Свой шезлонг Джайлз поставил рывком. Только так он мог выказать свое раздражение, свою злость – сидят, разглядывают виды, прихлебывая кофе со сливками, шляпы несчастные, когда вся Европа – там – ощетинилась, как… он был не мастер метафор. Лишь бедное слово «еж» отвечало его видению Европы, ощетинившей пушки, поднявшей в небо аэропланы. В любую секунду пушки могут вспахать эту землю, аэропланы в куски разнесут Болниминстер, а от всех их Капризов мокрое место оставят. Он и сам любит этот вид. А ругает тетю Люси, разглядывающую виды, вместо того… вместо чего? Что ей еще прикажете делать на этом свете? И так уже – вышла за помещика, он теперь умер, родила двоих детей, один в Канаде, другой в Бирмингеме, женат. Отца-то он любит, отец – вне критики; ну а у него самого – одно цепляется за другое; и вот – сидит с этими шляпами, виды разглядывает.
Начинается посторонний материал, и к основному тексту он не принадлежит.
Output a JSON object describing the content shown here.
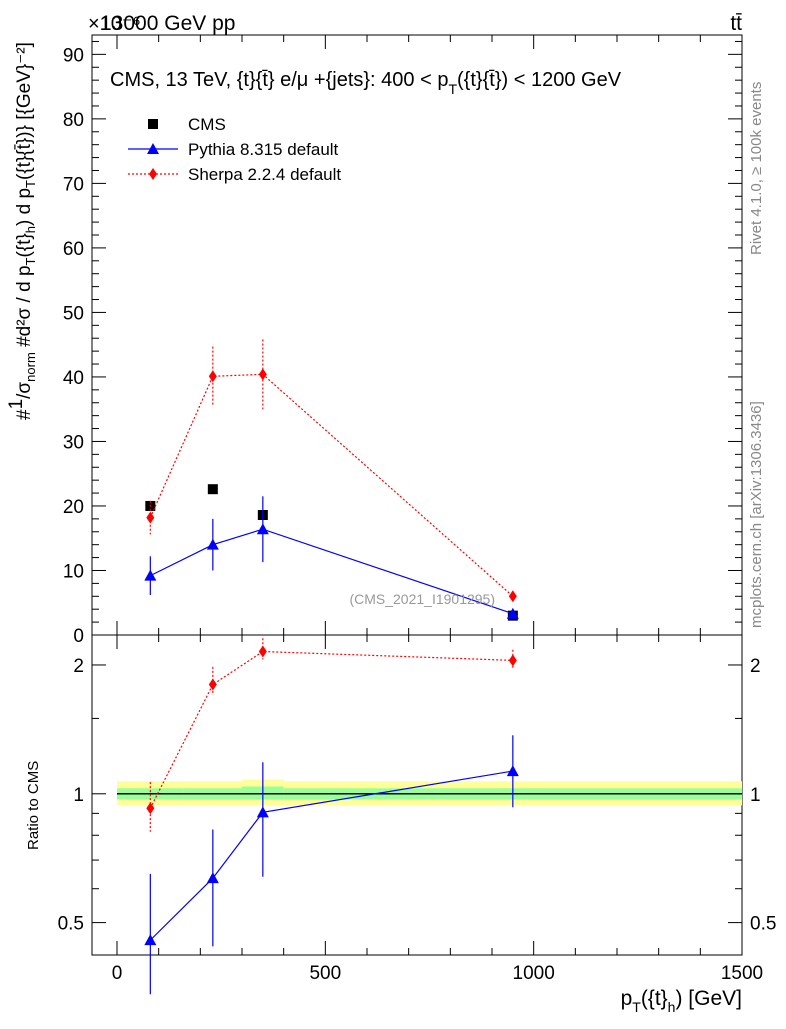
{
  "header": {
    "left": "13000 GeV pp",
    "right": "tt̄",
    "exponent": "×10⁻⁶"
  },
  "side_labels": {
    "rivet": "Rivet 4.1.0, ≥ 100k events",
    "mcplots": "mcplots.cern.ch [arXiv:1306.3436]"
  },
  "colors": {
    "cms": "#000000",
    "pythia": "#0000ff",
    "sherpa": "#ff0000",
    "band_outer": "#ffff99",
    "band_inner": "#99ff99"
  },
  "chart_data": [
    {
      "type": "scatter",
      "title": "CMS, 13 TeV, {t}{t̄} e/μ +{jets}: 400 < p_T({t}{t̄}) < 1200 GeV",
      "ylabel": "#1/σ_norm #d²σ/(d p_T({t}_h) d p_T({t}{t̄})) [{GeV}⁻²]",
      "watermark": "(CMS_2021_I1901295)",
      "ylim": [
        0,
        93
      ],
      "y_scale_exponent": -6,
      "yticks": [
        0,
        10,
        20,
        30,
        40,
        50,
        60,
        70,
        80,
        90
      ],
      "xlim": [
        -60,
        1500
      ],
      "legend": {
        "location": "top-left",
        "entries": [
          "CMS",
          "Pythia 8.315 default",
          "Sherpa 2.2.4 default"
        ]
      },
      "series": [
        {
          "name": "CMS",
          "marker": "square",
          "x": [
            80,
            230,
            350,
            950
          ],
          "y": [
            20,
            22.6,
            18.6,
            3.0
          ]
        },
        {
          "name": "Pythia 8.315 default",
          "marker": "triangle",
          "line": "solid",
          "x": [
            80,
            230,
            350,
            950
          ],
          "y": [
            9.2,
            14.0,
            16.4,
            3.3
          ],
          "yerr_low": [
            3.0,
            4.0,
            5.1,
            0.5
          ],
          "yerr_high": [
            3.0,
            4.0,
            5.1,
            0.5
          ]
        },
        {
          "name": "Sherpa 2.2.4 default",
          "marker": "diamond",
          "line": "dotted",
          "x": [
            80,
            230,
            350,
            950
          ],
          "y": [
            18.2,
            40.1,
            40.4,
            6.0
          ],
          "yerr_low": [
            2.6,
            4.6,
            5.4,
            0.6
          ],
          "yerr_high": [
            2.6,
            4.6,
            5.4,
            0.6
          ]
        }
      ]
    },
    {
      "type": "line",
      "ylabel": "Ratio to CMS",
      "xlabel": "p_T({t}_h) [GeV]",
      "yscale": "log",
      "ylim": [
        0.42,
        2.35
      ],
      "yticks": [
        0.5,
        1,
        2
      ],
      "xlim": [
        -60,
        1500
      ],
      "xticks": [
        0,
        500,
        1000,
        1500
      ],
      "bands": {
        "edges": [
          0,
          160,
          300,
          400,
          1500
        ],
        "outer_low": [
          0.94,
          0.94,
          0.94,
          0.94
        ],
        "outer_high": [
          1.07,
          1.07,
          1.08,
          1.07
        ],
        "inner_low": [
          0.97,
          0.97,
          0.97,
          0.97
        ],
        "inner_high": [
          1.03,
          1.03,
          1.04,
          1.03
        ]
      },
      "series": [
        {
          "name": "Pythia 8.315 default",
          "x": [
            80,
            230,
            350,
            950
          ],
          "y": [
            0.455,
            0.635,
            0.905,
            1.13
          ],
          "yerr_low": [
            0.115,
            0.195,
            0.265,
            0.2
          ],
          "yerr_high": [
            0.195,
            0.19,
            0.28,
            0.24
          ]
        },
        {
          "name": "Sherpa 2.2.4 default",
          "x": [
            80,
            230,
            350,
            950
          ],
          "y": [
            0.925,
            1.8,
            2.15,
            2.05
          ],
          "yerr_low": [
            0.11,
            0.1,
            0.09,
            0.09
          ],
          "yerr_high": [
            0.14,
            0.18,
            0.16,
            0.12
          ]
        }
      ]
    }
  ]
}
– Просто мечта, – сказала миссис Манреза. – Мечта… – она промычала. Закуривала папироску. Ветер загасил огонек. Джайлз, сложив ладонь лодочкой, зажег ей новую спичку. Она тоже была вне критики – почему, неизвестно.
Коль скоро вас интересует живопись, – Бартоломью повернулся к немотствующему гостю, – быть может, вы растолкуете мне, почему мы, как нация, так нелюбопытны, безответственны и бесчувственны, – видно, это шампанское так разливалось в три ручья, – к такому благороднейшему искусству, тогда как миссис Манреза, если она мне позволит мою стариковскую вольность, Шекспира наизусть знает?